Americans are commonly characterized as a young, present- and future-oriented people. As a Russian, discussing the clash and contrasts of civilizations, told me:
American civilization and culture is at the age of a teenager, strong but immature.
In my view not the many popular ideas and ideals associated with the “American Dream”, nor Emerson’s ideas, nor for that matter the well-known ideals in the “American Creed”, articulated by Jefferson in the Declaration of Independence, are adequate, deep or appropriate enough to comprehend, and withstand, events like “September 11, 2001” in the USA. ‘Gazing on a skull’, memento mori, was not present in the ideas of 1776, nor in 19th century Concord; nor is such much part of the “American Dream”. But the world, life, mankind, and history... are bigger and deeper than all of these times and ideas. History, the story of Mankind does demand such meditation for its comprehension, and endurance.

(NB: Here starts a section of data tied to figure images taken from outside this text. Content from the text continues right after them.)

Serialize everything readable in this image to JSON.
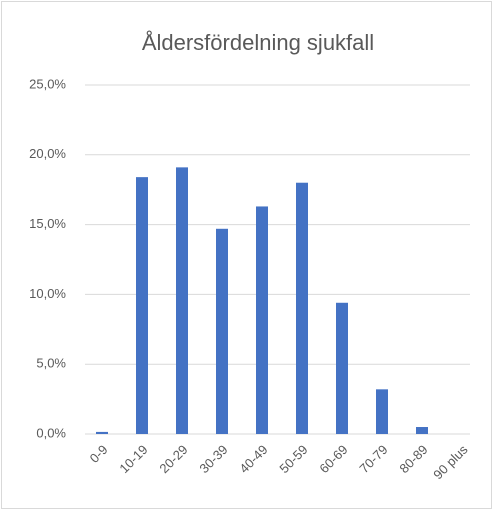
{
  "chart_data": {
    "type": "bar",
    "title": "Åldersfördelning sjukfall",
    "categories": [
      "0-9",
      "10-19",
      "20-29",
      "30-39",
      "40-49",
      "50-59",
      "60-69",
      "70-79",
      "80-89",
      "90 plus"
    ],
    "values": [
      0.15,
      18.4,
      19.1,
      14.7,
      16.3,
      18.0,
      9.4,
      3.2,
      0.5,
      0
    ],
    "color": "#4472c4",
    "ylim": [
      0,
      25
    ],
    "yticks": [
      {
        "value": 0,
        "label": "0,0%"
      },
      {
        "value": 5,
        "label": "5,0%"
      },
      {
        "value": 10,
        "label": "10,0%"
      },
      {
        "value": 15,
        "label": "15,0%"
      },
      {
        "value": 20,
        "label": "20,0%"
      },
      {
        "value": 25,
        "label": "25,0%"
      }
    ],
    "grid": true
  }
}
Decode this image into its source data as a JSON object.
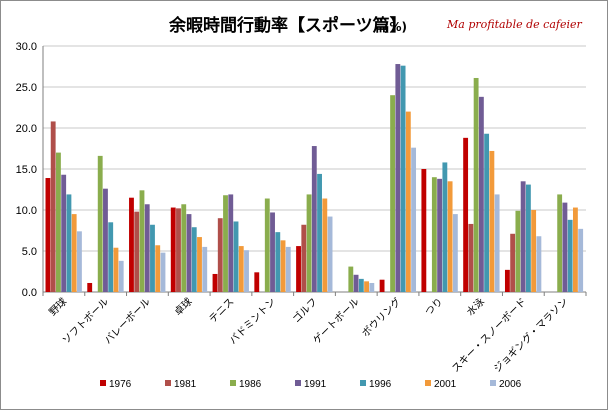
{
  "chart_data": {
    "type": "bar",
    "title": "余暇時間行動率【スポーツ篇】",
    "title_unit": "(%)",
    "watermark": "Ma profitable de cafeier",
    "ylim": [
      0,
      30
    ],
    "yticks": [
      "0.0",
      "5.0",
      "10.0",
      "15.0",
      "20.0",
      "25.0",
      "30.0"
    ],
    "grid": true,
    "legend_position": "bottom",
    "categories": [
      "野球",
      "ソフトボール",
      "バレーボール",
      "卓球",
      "テニス",
      "バドミントン",
      "ゴルフ",
      "ゲートボール",
      "ボウリング",
      "つり",
      "水泳",
      "スキー・スノーボード",
      "ジョギング・マラソン"
    ],
    "series": [
      {
        "name": "1976",
        "color": "#c00000",
        "values": [
          13.9,
          1.1,
          11.5,
          10.3,
          2.2,
          2.4,
          5.6,
          null,
          1.5,
          15.0,
          18.8,
          2.7,
          null
        ]
      },
      {
        "name": "1981",
        "color": "#b04f4a",
        "values": [
          20.8,
          null,
          9.8,
          10.2,
          9.0,
          null,
          8.2,
          null,
          null,
          null,
          8.3,
          7.1,
          null
        ]
      },
      {
        "name": "1986",
        "color": "#8aad4d",
        "values": [
          17.0,
          16.6,
          12.4,
          10.7,
          11.8,
          11.4,
          11.9,
          3.1,
          24.0,
          14.0,
          26.1,
          9.9,
          11.9
        ]
      },
      {
        "name": "1991",
        "color": "#705c95",
        "values": [
          14.3,
          12.6,
          10.7,
          9.5,
          11.9,
          9.7,
          17.8,
          2.1,
          27.8,
          13.8,
          23.8,
          13.5,
          10.9
        ]
      },
      {
        "name": "1996",
        "color": "#4298b0",
        "values": [
          11.9,
          8.5,
          8.2,
          7.9,
          8.6,
          7.3,
          14.4,
          1.6,
          27.6,
          15.8,
          19.3,
          13.1,
          8.8
        ]
      },
      {
        "name": "2001",
        "color": "#f29a3a",
        "values": [
          9.5,
          5.4,
          5.7,
          6.7,
          5.6,
          6.3,
          11.4,
          1.3,
          22.0,
          13.5,
          17.2,
          10.0,
          10.3
        ]
      },
      {
        "name": "2006",
        "color": "#a5b9d9",
        "values": [
          7.4,
          3.8,
          4.8,
          5.5,
          5.1,
          5.5,
          9.2,
          1.1,
          17.6,
          9.5,
          11.9,
          6.8,
          7.7
        ]
      }
    ]
  }
}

Such events are a novel shock to ‘young’ America; but not to history, nor other cultures and peoples even in our time. If America were not “a child who has never gazed on the face of death”, it would not have been so surprised and shocked. Can America – to consider J. T. Adams – have a thinking optimism, and also remember memento mori? Certainly the live, televised destruction of the World Trade Towers is a “gazing on the face of death”.
And however terrible the events of “September 11, 2001” – after a terrible 20th century – America will not have learned its lessons from history from such an attack on the USA, until it learns deeply and well, why this attack occurred. (And to recognize how the USA’s 20th century imperial history is not unambiguously clean in this regard.)
“Know thine enemies” will not prevent, nor often appease them; but it is a much more mature stance than the leadership in popular American politics shows today.
Where are America’s “Sad Men”? And can Americans, if only amongst some guiding “intelligentsia”, conceive wisely for its people – who will necessarily seek in their various religious “faiths”, their philosophies, their often simplistic, ahistorical ideas of good vs. evil in an “understanding” of “September 11, 2001” – a combination and insight, a stance to life, that combines the “American Dream”, the “American Creed” and memento mori?
Can America become a mature adult, that can “gaze on the face of death”? For many reasons, human, social and mental inertia among them, I don’t think so.